Yes, yes, a thousand times yes. Money now has a cost and that is, very probably, good for long-term economic health. Simply, if you or a company borrows funds to fuel a purchase or capital project, the project must now produce larger or more certain returns than it would have a year prior. This leads the market to cull weak capital investment ideas in favor of strong, sustainable projects.

Furthermore, savers are now rewarded exponentially more on a nominal basis than they were just twelve months ago. For example, if you had bought a 1-year treasury bond last September it would have yielded under 0.10%. Today a new 1-year treasury yields over 4.00% (as of 9/22/22). Over a 40x increase in yield. While this punishes borrowers and slows economic activity in the short-run, we are of the opinion that a more balanced cost of borrowing/reward for savings can act as a catalyst for the next, multi-year economic and equity market expansion.
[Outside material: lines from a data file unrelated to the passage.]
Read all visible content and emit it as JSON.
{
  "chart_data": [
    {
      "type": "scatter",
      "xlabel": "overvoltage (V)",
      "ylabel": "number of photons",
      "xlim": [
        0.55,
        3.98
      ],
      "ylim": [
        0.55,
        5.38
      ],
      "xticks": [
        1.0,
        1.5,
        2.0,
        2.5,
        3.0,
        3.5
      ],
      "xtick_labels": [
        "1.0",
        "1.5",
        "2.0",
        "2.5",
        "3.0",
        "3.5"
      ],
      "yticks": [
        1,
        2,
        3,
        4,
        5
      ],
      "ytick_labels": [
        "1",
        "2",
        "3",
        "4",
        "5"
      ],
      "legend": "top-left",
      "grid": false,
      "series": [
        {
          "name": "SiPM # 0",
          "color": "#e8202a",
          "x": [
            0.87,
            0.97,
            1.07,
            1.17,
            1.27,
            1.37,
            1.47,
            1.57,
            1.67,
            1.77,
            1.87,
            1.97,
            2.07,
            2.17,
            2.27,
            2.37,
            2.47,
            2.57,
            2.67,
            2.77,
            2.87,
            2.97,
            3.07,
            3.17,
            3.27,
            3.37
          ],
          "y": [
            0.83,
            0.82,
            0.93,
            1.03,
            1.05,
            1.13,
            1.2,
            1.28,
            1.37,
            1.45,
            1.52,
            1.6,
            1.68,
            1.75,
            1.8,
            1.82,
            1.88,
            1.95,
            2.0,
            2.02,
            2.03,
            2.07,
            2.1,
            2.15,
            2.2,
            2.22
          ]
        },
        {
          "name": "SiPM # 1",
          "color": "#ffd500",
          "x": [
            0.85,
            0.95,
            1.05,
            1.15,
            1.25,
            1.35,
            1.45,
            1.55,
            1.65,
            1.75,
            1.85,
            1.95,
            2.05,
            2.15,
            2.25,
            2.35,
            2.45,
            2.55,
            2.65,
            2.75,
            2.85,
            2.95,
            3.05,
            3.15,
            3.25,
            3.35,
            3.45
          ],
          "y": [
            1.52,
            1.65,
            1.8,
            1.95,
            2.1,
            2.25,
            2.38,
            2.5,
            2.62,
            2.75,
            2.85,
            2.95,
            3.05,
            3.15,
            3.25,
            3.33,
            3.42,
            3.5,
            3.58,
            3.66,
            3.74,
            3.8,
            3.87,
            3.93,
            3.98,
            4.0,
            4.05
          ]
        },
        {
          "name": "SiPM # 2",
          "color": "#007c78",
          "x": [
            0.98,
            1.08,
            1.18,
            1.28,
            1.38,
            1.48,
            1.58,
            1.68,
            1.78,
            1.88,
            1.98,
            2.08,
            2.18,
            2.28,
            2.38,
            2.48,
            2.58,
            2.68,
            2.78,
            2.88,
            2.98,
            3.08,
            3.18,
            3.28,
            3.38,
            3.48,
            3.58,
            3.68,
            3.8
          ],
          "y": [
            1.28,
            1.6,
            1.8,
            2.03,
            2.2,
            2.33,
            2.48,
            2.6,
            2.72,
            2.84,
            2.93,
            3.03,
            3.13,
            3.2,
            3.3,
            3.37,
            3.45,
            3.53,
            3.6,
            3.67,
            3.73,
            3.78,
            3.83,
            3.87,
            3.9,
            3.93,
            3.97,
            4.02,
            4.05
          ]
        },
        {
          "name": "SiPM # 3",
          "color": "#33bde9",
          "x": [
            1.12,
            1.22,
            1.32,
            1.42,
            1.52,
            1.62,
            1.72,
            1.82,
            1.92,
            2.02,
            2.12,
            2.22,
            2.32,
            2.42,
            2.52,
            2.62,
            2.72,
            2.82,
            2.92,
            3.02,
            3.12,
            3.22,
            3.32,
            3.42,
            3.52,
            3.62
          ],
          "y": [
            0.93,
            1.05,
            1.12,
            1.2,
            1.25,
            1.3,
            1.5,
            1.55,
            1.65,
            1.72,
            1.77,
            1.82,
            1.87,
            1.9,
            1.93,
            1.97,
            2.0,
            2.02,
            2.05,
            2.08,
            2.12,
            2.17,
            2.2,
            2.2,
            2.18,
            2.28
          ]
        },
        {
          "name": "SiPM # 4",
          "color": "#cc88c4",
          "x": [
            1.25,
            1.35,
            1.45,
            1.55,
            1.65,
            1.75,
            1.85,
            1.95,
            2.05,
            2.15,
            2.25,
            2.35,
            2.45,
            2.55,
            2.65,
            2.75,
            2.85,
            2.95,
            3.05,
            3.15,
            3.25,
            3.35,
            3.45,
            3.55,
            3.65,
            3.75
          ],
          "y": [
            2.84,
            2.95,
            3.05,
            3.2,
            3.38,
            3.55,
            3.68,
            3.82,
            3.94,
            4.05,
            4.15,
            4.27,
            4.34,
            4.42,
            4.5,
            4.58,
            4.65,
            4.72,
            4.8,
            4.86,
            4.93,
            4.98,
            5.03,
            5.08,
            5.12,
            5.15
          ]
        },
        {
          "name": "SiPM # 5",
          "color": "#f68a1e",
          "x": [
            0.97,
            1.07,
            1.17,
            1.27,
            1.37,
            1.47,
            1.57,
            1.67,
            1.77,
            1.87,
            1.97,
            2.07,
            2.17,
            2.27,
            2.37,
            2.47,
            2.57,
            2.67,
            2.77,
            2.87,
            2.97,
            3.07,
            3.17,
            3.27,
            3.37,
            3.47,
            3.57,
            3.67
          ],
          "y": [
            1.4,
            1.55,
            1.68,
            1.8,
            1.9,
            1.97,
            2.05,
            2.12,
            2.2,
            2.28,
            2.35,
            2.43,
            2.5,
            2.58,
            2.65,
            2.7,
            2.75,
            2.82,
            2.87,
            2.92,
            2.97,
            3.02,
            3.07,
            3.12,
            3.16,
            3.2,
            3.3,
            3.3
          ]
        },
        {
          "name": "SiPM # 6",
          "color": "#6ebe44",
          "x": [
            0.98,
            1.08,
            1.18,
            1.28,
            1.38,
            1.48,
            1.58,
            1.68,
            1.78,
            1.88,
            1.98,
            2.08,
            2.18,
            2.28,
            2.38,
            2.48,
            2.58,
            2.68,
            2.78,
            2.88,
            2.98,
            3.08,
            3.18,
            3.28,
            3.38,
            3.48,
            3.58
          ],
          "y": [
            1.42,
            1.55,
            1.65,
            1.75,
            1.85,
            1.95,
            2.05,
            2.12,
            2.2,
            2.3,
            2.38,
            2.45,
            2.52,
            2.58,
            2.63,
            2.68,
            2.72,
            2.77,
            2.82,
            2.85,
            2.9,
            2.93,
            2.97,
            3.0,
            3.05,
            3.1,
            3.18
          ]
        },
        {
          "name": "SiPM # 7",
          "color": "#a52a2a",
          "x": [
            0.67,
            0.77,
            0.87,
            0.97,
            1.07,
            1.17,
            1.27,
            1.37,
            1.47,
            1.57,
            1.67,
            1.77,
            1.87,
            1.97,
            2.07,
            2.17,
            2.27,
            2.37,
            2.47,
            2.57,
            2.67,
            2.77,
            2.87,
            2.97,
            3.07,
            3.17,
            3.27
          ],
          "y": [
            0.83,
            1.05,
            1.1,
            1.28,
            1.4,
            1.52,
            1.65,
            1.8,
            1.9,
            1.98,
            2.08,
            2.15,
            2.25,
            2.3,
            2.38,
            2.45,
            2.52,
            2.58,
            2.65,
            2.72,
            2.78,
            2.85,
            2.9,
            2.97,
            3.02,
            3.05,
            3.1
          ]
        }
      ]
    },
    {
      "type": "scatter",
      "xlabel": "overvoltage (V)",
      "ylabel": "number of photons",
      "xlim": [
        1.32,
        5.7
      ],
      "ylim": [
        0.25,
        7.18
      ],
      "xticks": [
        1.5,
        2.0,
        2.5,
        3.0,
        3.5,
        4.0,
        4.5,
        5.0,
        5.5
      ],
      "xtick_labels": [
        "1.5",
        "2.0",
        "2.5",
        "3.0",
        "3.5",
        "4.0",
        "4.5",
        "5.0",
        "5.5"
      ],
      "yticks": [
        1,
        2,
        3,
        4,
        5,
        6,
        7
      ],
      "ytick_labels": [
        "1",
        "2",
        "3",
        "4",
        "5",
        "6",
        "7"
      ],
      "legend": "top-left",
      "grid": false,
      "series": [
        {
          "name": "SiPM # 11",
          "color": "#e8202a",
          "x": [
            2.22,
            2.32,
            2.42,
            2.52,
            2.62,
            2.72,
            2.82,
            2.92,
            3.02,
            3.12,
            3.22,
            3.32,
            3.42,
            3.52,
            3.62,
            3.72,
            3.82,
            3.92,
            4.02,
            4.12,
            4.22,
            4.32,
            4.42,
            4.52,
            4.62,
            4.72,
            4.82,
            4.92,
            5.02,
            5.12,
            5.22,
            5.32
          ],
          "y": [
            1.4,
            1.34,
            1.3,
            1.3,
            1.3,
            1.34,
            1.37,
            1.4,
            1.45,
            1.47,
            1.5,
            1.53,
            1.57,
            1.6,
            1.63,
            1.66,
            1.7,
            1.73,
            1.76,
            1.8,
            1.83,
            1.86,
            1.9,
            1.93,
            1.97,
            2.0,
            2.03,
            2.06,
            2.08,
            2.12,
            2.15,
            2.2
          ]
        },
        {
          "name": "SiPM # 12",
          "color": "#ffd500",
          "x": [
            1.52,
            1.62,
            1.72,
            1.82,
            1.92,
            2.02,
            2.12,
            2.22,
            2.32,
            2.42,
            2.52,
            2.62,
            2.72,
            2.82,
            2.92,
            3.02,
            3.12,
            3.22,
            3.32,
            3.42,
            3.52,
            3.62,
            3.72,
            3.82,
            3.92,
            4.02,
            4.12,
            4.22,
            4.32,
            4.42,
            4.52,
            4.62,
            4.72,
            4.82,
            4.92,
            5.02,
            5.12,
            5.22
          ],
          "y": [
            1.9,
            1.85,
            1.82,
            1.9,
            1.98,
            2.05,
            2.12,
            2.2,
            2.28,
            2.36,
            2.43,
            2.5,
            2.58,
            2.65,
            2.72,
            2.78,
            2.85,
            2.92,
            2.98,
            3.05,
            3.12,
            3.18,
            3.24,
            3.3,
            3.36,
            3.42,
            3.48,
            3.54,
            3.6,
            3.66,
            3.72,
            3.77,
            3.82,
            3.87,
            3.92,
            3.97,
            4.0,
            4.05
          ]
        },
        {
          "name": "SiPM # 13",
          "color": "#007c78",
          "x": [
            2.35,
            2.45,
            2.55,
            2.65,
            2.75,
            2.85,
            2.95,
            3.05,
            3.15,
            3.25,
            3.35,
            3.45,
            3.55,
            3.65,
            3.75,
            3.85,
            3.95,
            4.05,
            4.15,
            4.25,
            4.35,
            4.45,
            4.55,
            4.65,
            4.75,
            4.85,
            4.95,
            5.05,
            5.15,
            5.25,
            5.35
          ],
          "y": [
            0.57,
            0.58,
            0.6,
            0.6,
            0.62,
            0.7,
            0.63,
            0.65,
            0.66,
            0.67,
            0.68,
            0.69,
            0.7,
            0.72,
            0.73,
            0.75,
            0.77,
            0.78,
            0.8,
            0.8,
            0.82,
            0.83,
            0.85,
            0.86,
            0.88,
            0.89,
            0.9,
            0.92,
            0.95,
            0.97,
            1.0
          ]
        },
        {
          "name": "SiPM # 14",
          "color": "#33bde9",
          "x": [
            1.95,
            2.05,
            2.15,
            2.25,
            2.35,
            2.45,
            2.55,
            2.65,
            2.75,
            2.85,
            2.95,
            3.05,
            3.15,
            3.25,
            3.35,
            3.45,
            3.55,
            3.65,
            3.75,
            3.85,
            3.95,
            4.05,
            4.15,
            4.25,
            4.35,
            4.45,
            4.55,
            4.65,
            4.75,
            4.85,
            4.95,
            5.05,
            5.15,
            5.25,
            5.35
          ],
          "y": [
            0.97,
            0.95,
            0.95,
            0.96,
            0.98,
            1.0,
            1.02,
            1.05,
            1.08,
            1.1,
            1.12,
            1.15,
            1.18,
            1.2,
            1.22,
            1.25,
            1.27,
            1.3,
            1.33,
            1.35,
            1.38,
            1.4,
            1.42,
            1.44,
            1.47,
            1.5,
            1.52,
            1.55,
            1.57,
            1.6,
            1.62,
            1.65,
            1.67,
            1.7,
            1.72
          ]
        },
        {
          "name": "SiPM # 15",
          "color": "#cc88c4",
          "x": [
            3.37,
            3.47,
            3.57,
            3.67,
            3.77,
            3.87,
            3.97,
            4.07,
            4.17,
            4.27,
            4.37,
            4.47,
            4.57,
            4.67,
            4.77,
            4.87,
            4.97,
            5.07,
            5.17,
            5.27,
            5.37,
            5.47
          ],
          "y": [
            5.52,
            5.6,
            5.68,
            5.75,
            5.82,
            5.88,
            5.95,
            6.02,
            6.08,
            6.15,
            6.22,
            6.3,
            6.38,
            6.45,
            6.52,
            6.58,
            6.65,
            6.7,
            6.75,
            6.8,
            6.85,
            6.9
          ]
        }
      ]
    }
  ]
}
To enjoy the wealth creating benefits of our free-market, capitalist system we must have periods of reset where weak, over leveraged borrowers are punished in the short-run and the strong, prudent capital allocators are rewarded in the long-run.

Final thoughts

Risk assets are on sale. If you accept the thesis about the in-ability to peg the bottom of the market, you can still rest assured that mathematically the average stock is anywhere from 10-30% lower than it started the year. If you look at the index level like the S&P 500, you are buying at a roughly 20% lower price than the start of the year. This doesn’t guarantee huge returns; however, historic precedence would indicate you have a higher probability of better future returns than had you purchased at the beginning of the year.

This year has not been fun nor rewarding in almost any asset market. Keep in mind that the decisions of today determine the returns of tomorrow. We keep today’s decisions, with high conviction, focused on the long-run, resisting short-term needs for catharsis, and take advantage of small, tactical moves for long-run success. This malaise too shall pass.